Rhodes was a senior speechwriter for the Obama presidential campaign in 2008, then served as deputy director of White House speechwriting before moving into his current post.
Prior to joining Obama, Rhodes worked for five years as special assistant to Hamilton when the former Indiana congressman was director of the Woodrow Wilson International Center for Scholars in Washington, D.C. Rhodes helped draft the 2004 recommendations of the 9/11 Commission, of which Hamilton was vice chairman, and the 2006 report of the Iraq Study Group, which Hamilton co-chaired.
In 2011, Rhodes was on Time magazine’s "40 Under 40" list of powerful and prominent young professionals. A native of New York City, Rhodes has a Bachelor of Arts from Rice University and a Master of Fine Arts from New York University.
Rhodes’ itinerary in Bloomington is designed to give students a chance to visit with him in small-group and classroom settings. No public events are scheduled.
"This will be a wonderful opportunity for our students to learn from and converse with someone who is working at the highest level in the executive branch, helping shape and communicate American foreign policy," Hamilton said.
Rhodes’ visit is supported with funding from IU’s School of Public and Environmental Affairs, where Hamilton serves as a professor of practice.
On the evening of April 6, Rhodes is slated for an informal Q&A session over pizza with public policy, journalism and business students. On April 7, he will make remarks and take questions at a breakfast with students from the Hutton Honors College, the Wells Scholars Program, the Political and Civic Engagement program and the School of Journalism.
Rhodes’ next stop is an undergraduate class in writing for public affairs at the School of Public and Environmental Affairs. Finally, he will speak to and answer questions from a combined group -- an international studies class on "Identity & Conflict" and a media/journalism class, "Conflict, Terrorism and Humanitarian Intervention."

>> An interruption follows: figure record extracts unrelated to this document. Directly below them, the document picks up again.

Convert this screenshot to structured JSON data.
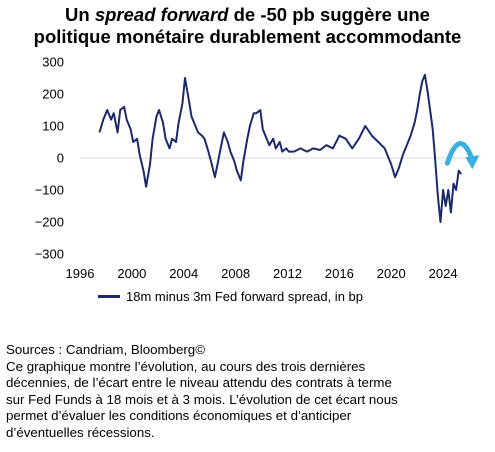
{
  "title": {
    "prefix": "Un ",
    "italic": "spread forward",
    "suffix": " de -50 pb suggère une",
    "line2": "politique monétaire durablement accommodante"
  },
  "colors": {
    "series": "#1c2a6b",
    "arrow": "#3aaee0",
    "grid": "#d9d9d9"
  },
  "chart_data": {
    "type": "line",
    "xlim": [
      1996,
      2027
    ],
    "ylim": [
      -300,
      300
    ],
    "x_ticks": [
      1996,
      2000,
      2004,
      2008,
      2012,
      2016,
      2020,
      2024
    ],
    "y_ticks": [
      300,
      200,
      100,
      0,
      -100,
      -200,
      -300
    ],
    "grid": "horizontal at 0 only",
    "series": [
      {
        "name": "18m minus 3m Fed forward spread, in bp",
        "x": [
          1997.5,
          1997.8,
          1998.1,
          1998.4,
          1998.6,
          1998.9,
          1999.1,
          1999.4,
          1999.6,
          1999.9,
          2000.1,
          2000.4,
          2000.6,
          2000.9,
          2001.1,
          2001.4,
          2001.6,
          2001.9,
          2002.1,
          2002.4,
          2002.6,
          2002.9,
          2003.1,
          2003.4,
          2003.6,
          2003.9,
          2004.1,
          2004.4,
          2004.6,
          2004.9,
          2005.1,
          2005.4,
          2005.6,
          2005.9,
          2006.1,
          2006.4,
          2006.6,
          2006.9,
          2007.1,
          2007.4,
          2007.6,
          2007.9,
          2008.1,
          2008.4,
          2008.6,
          2008.9,
          2009.1,
          2009.4,
          2009.6,
          2009.9,
          2010.1,
          2010.4,
          2010.6,
          2010.9,
          2011.1,
          2011.4,
          2011.6,
          2011.9,
          2012.1,
          2012.5,
          2013.0,
          2013.5,
          2014.0,
          2014.5,
          2015.0,
          2015.5,
          2016.0,
          2016.5,
          2017.0,
          2017.5,
          2018.0,
          2018.5,
          2019.0,
          2019.5,
          2020.0,
          2020.3,
          2020.6,
          2020.9,
          2021.2,
          2021.5,
          2021.8,
          2022.0,
          2022.2,
          2022.4,
          2022.6,
          2022.8,
          2023.0,
          2023.2,
          2023.4,
          2023.6,
          2023.8,
          2024.0,
          2024.2,
          2024.4,
          2024.6,
          2024.8,
          2025.0,
          2025.2,
          2025.4
        ],
        "values": [
          80,
          120,
          150,
          120,
          140,
          80,
          150,
          160,
          120,
          90,
          50,
          60,
          10,
          -40,
          -90,
          -20,
          60,
          130,
          150,
          110,
          60,
          30,
          60,
          50,
          110,
          170,
          250,
          180,
          130,
          100,
          80,
          70,
          60,
          20,
          -10,
          -60,
          -20,
          40,
          80,
          50,
          20,
          -10,
          -40,
          -70,
          -10,
          60,
          100,
          140,
          140,
          150,
          90,
          60,
          40,
          60,
          30,
          50,
          20,
          30,
          20,
          20,
          30,
          20,
          30,
          25,
          40,
          30,
          70,
          60,
          30,
          60,
          100,
          70,
          50,
          30,
          -20,
          -60,
          -30,
          10,
          40,
          70,
          110,
          150,
          200,
          240,
          260,
          210,
          150,
          90,
          -10,
          -120,
          -200,
          -100,
          -150,
          -100,
          -170,
          -80,
          -100,
          -40,
          -50
        ]
      }
    ],
    "annotations": [
      "curved arrow near 2025 pointing down-right"
    ]
  },
  "notes": {
    "sources": "Sources : Candriam, Bloomberg©",
    "line1": "Ce graphique montre l’évolution, au cours des trois dernières",
    "line2": "décennies, de l’écart entre le niveau attendu des contrats à terme",
    "line3": "sur Fed Funds à 18 mois et à 3 mois. L’évolution de cet écart nous",
    "line4": "permet d’évaluer les conditions économiques et d’anticiper",
    "line5": "d’éventuelles récessions."
  }
}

About the Center on Congress
The Center on Congress is a nonpartisan, educational institution established in 1999 to help improve the public's knowledge of Congress and to encourage civic engagement. The center developed out of Lee Hamilton's recognition during his 34 years in the U.S. House that Americans should be more familiar with Congress’s strengths and weaknesses, its role in our system of government, and its impact on the lives of ordinary people every day.
An innovator in using technology to make civics instruction interesting and relevant to young people, the center offers Web-based interactive modules, apps for the iPad, and other online learning tools in English and Spanish. Hamilton writes twice-monthly commentaries for newspapers, and the center’s portfolio includes booklets and books on Congress and citizenship; video and television in the classroom resources; survey research; teacher awards; and seminars, conferences and a lecture series.
The Center on Congress is supported in part by the Office of the Vice Provost for Research at IU Bloomington.